I thought I was good at self-control, but this guy was seriously testing me. It wasn’t even the fact that I liked to look at him. I liked to be around him. He didn’t treat me like J. R. Butler. He treated me like . . . a normal guy. In the last couple of years, people did one of two things when they met me—picked a fight to get on TV, or kissed my ass to get on TV. It was never about me. As a person. With Quinn, I felt almost human.
“So, what do you want to do after the season is over?” Quinn asked, his blue eyes fully focused on me.
I picked at the label on my empty beer bottle. My go-to answer was that I wanted to act. It was what I always said, even when I didn’t believe it anymore. Looking at Quinn, though, I didn’t feel like answering with a lie. “I want to act, but . . . I’m not sure how well it’ll work out.”
He smiled, and I didn’t know what was so good about that. “I would think you’d have a lot of options after everything is over.”

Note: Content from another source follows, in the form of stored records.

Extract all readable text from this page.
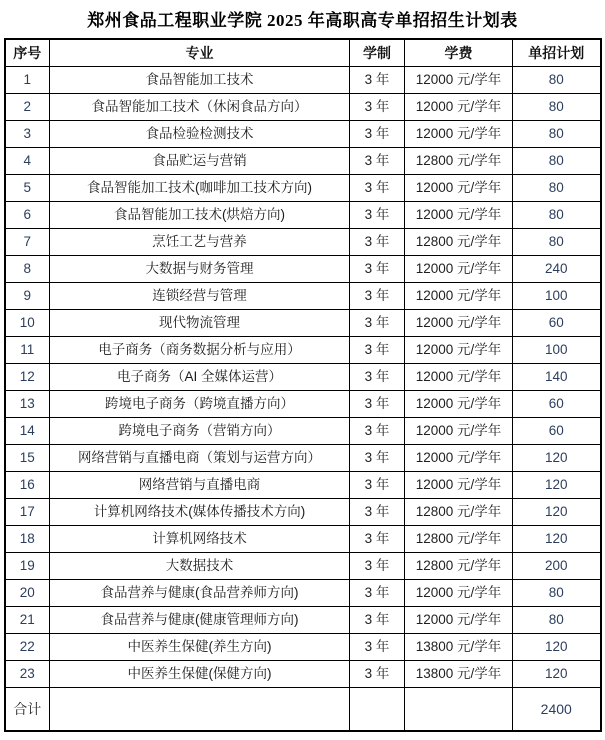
郑州食品工程职业学院 2025 年高职高专单招招生计划表
序号	专业	学制	学费	单招计划
1	食品智能加工技术	3 年	12000 元/学年	80
2	食品智能加工技术（休闲食品方向）	3 年	12000 元/学年	80
3	食品检验检测技术	3 年	12000 元/学年	80
4	食品贮运与营销	3 年	12800 元/学年	80
5	食品智能加工技术(咖啡加工技术方向)	3 年	12000 元/学年	80
6	食品智能加工技术(烘焙方向)	3 年	12000 元/学年	80
7	烹饪工艺与营养	3 年	12800 元/学年	80
8	大数据与财务管理	3 年	12000 元/学年	240
9	连锁经营与管理	3 年	12000 元/学年	100
10	现代物流管理	3 年	12000 元/学年	60
11	电子商务（商务数据分析与应用）	3 年	12000 元/学年	100
12	电子商务（AI 全媒体运营）	3 年	12000 元/学年	140
13	跨境电子商务（跨境直播方向）	3 年	12000 元/学年	60
14	跨境电子商务（营销方向）	3 年	12000 元/学年	60
15	网络营销与直播电商（策划与运营方向）	3 年	12000 元/学年	120
16	网络营销与直播电商	3 年	12000 元/学年	120
17	计算机网络技术(媒体传播技术方向)	3 年	12800 元/学年	120
18	计算机网络技术	3 年	12800 元/学年	120
19	大数据技术	3 年	12800 元/学年	200
20	食品营养与健康(食品营养师方向)	3 年	12000 元/学年	80
21	食品营养与健康(健康管理师方向)	3 年	12000 元/学年	80
22	中医养生保健(养生方向)	3 年	13800 元/学年	120
23	中医养生保健(保健方向)	3 年	13800 元/学年	120
合计				2400
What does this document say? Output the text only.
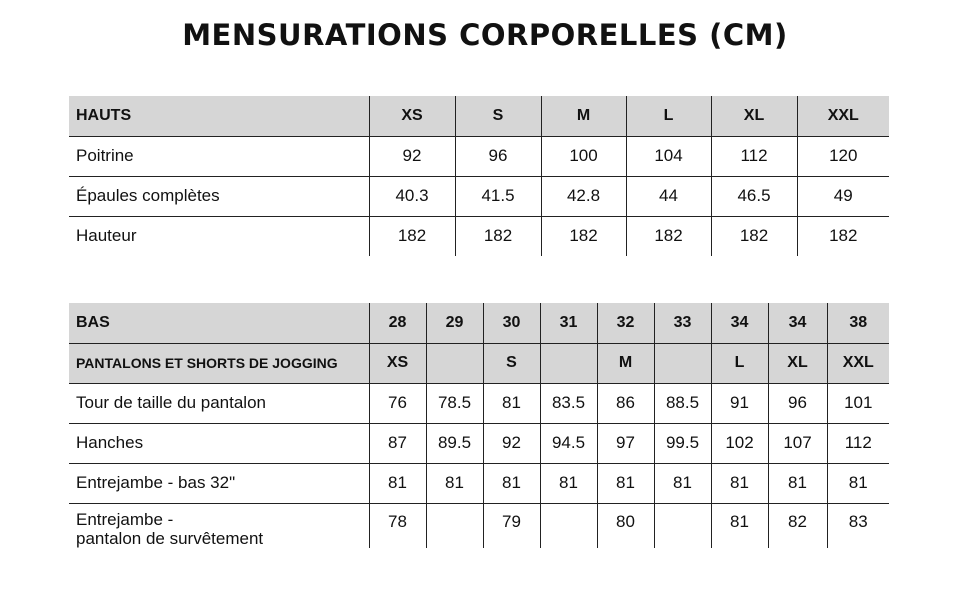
MENSURATIONS CORPORELLES (CM)
HAUTS	XS	S	M	L	XL	XXL
Poitrine	92	96	100	104	112	120
Épaules complètes	40.3	41.5	42.8	44	46.5	49
Hauteur	182	182	182	182	182	182
BAS	28	29	30	31	32	33	34	34	38
PANTALONS ET SHORTS DE JOGGING	XS		S		M		L	XL	XXL
Tour de taille du pantalon	76	78.5	81	83.5	86	88.5	91	96	101
Hanches	87	89.5	92	94.5	97	99.5	102	107	112
Entrejambe - bas 32"	81	81	81	81	81	81	81	81	81

Entrejambe -
pantalon de survêtement	78		79		80		81	82	83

Options. Yeah, sure. But what would I have to do to keep those options? “Yeah, I guess so.”
“I always knew what I was going to do. My parents were great, but I mentioned they were strict. I think they had me on the collegiate path in kindergarten. There was always a plan. Rules on what I could or couldn’t do to adhere to that plan.” He blew out a breath. “It’s exhausting to be aware of consequences for every single action.”
I laughed. “I guess that’s called being an adult.”